Originally written in 2017.

On data literacy


tech

Over the next 5 years, certain skills are going to become essential skills irrespective of one’s role. One of them is the ability to work with data intuitively. The ability to load data into an appropriate tool — that may be excel, or R Studio or Jupyter or Wolfram alpha pro, or tableau or PowerBI and then work with it to develop hypothesis around causality, patterns, clusters and verify it will be a crucial determinant of one’s responsiveness in the face of data.

There are innumerable learning resources for the inquisitive mind today — from KhanAcademy to Coursera to Udemy to Udacity to channel9 to iTunes University to the brilliant free videos uploaded by Stanford, Harvard and other top educational institutes.

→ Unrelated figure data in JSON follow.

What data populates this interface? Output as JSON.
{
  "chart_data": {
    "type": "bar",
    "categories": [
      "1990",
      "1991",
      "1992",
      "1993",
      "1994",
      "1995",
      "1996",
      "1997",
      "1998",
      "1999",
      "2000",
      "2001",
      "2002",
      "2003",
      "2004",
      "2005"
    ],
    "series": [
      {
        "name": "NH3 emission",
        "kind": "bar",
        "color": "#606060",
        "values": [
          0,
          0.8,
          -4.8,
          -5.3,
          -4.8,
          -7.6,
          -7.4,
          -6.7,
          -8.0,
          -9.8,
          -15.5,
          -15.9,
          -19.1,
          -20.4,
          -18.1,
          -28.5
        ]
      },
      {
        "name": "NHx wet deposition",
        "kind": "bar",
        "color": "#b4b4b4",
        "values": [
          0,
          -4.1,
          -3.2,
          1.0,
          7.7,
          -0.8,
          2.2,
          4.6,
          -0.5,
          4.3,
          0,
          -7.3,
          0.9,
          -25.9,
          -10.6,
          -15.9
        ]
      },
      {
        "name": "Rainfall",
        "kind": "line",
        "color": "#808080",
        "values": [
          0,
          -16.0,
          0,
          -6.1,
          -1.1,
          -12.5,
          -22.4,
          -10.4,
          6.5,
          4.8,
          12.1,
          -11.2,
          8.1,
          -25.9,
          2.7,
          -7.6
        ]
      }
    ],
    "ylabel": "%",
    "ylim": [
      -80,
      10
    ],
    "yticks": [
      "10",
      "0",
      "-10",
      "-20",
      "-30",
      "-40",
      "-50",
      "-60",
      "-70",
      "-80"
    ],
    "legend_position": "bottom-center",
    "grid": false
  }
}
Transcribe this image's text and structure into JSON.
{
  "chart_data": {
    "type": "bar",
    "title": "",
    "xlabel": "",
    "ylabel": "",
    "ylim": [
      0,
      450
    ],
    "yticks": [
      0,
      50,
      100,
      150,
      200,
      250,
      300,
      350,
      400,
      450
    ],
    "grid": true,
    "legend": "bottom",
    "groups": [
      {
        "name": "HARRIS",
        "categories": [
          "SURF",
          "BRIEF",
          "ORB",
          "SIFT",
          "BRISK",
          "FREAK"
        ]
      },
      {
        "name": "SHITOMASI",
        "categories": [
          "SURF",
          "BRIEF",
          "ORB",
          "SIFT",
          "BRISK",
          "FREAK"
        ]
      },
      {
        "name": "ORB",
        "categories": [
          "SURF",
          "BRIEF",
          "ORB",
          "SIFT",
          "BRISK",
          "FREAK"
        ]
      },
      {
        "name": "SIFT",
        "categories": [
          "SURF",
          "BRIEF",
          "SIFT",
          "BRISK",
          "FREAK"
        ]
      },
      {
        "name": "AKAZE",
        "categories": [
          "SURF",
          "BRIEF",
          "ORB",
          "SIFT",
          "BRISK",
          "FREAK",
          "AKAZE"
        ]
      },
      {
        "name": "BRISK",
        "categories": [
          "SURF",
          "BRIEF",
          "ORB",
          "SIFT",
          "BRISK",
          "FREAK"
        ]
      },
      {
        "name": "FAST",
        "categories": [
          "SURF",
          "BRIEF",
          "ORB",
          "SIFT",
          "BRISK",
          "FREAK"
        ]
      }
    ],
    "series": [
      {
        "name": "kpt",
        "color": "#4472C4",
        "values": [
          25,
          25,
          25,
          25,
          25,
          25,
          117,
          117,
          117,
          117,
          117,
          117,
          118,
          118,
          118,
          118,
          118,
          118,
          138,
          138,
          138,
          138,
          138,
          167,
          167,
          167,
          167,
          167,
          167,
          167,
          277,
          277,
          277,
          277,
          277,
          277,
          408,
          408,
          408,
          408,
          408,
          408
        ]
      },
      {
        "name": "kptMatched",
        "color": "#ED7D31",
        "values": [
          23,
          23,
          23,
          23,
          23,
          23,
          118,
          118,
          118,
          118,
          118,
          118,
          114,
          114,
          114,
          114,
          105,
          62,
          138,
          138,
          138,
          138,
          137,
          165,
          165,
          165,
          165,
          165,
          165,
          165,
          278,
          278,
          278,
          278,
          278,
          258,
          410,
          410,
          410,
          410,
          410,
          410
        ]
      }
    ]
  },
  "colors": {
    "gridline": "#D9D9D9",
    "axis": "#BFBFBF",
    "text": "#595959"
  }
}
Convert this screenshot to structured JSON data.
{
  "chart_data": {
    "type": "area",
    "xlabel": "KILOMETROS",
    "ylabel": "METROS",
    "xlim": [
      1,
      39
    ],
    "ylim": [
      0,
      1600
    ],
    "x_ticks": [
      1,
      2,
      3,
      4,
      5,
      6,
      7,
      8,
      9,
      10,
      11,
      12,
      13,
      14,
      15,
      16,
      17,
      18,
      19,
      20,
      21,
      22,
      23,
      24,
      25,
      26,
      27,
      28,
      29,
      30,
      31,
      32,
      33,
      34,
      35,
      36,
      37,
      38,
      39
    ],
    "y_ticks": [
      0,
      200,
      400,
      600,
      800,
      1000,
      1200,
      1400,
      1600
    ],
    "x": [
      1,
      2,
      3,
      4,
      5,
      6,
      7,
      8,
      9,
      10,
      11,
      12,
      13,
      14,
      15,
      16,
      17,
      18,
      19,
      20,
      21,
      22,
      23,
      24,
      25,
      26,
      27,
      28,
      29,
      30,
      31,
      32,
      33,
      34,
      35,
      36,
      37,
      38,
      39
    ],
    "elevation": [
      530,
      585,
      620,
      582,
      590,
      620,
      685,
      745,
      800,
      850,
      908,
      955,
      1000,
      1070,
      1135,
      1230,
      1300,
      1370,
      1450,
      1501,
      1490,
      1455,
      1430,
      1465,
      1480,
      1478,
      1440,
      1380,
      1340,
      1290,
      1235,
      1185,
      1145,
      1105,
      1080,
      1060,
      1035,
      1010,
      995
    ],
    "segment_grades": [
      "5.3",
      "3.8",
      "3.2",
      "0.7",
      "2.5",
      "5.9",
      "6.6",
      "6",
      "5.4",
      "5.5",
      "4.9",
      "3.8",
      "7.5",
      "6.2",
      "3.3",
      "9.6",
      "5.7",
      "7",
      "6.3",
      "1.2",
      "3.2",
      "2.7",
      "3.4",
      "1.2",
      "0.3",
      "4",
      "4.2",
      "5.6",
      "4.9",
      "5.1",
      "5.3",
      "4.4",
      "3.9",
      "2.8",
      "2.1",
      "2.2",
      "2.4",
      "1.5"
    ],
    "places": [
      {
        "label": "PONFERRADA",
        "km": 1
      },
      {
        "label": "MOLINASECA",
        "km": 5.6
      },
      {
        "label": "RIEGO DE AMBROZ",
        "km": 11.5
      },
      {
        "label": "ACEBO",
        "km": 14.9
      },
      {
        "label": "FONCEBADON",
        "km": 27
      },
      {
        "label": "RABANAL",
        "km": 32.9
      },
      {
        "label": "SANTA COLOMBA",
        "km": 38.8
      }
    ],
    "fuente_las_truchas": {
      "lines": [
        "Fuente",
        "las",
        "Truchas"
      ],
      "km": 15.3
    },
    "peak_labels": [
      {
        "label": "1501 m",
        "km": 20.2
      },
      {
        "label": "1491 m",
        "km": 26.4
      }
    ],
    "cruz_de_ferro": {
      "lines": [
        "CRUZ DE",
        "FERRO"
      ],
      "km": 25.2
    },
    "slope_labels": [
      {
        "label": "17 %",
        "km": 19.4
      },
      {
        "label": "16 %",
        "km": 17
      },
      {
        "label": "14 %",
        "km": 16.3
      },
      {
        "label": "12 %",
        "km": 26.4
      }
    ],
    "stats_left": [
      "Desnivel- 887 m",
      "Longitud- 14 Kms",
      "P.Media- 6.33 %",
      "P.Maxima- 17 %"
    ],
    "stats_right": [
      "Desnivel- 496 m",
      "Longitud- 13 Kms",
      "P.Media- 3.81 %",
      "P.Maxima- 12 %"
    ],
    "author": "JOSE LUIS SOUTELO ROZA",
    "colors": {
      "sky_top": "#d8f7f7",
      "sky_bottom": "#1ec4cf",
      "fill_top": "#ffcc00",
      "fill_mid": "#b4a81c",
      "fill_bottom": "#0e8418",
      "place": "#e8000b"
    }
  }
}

We are at a crucial juncture of mankind’s technology evolution — as learning and cognitive systems become more nimble and skilled, for us to continue to be in the driver’s seat, we need to rely upon the single most skill that has distinguished us from all other species — adaptability. Learning is a never ending pursuit — one can never stop and one must never. Start with understanding the tool most of us claim innate familiarity — the venerable Excel. From PivotTables, to fetching data via macros to Scenarios to Solver and What If analyses. Then start using the free version of tools such as PowerBI and R with R Studio. Data abounds all around us, it needs a curious mind to unlock it — what is the most commonly used word across all of one’s sent emails? What time of the day has one typically taken your best pictures on your cell phone (determine photo quality and corroborate with EXIF data)? What time of the day has one sent the maximum chat messages? What is the typical duration of one’s lunch hour (that can be determined from the user login/logoff messages around lunch hour from the Windows Event Log)? How many check-ins did you commit when the International Space Station was right above you etc. All of these will give a feel for semi-structured data — data that’s not necessarily normalized and stored in a traditionally queryable data source.

As you start working with data, you will find yourself searching for the best way to represent that data — more from making sense when you are looking for patterns than from a presentation point of view — and that’s where reading the stalwarts in the industry come in handy — Edward Tufte, Donald Norman, Nancy Duarte and Jakob Nielsen. I will leave you with a very interesting read — the case of the rogue train — and how it was caught through data analysis — How we caught the Circle Line rogue train with data.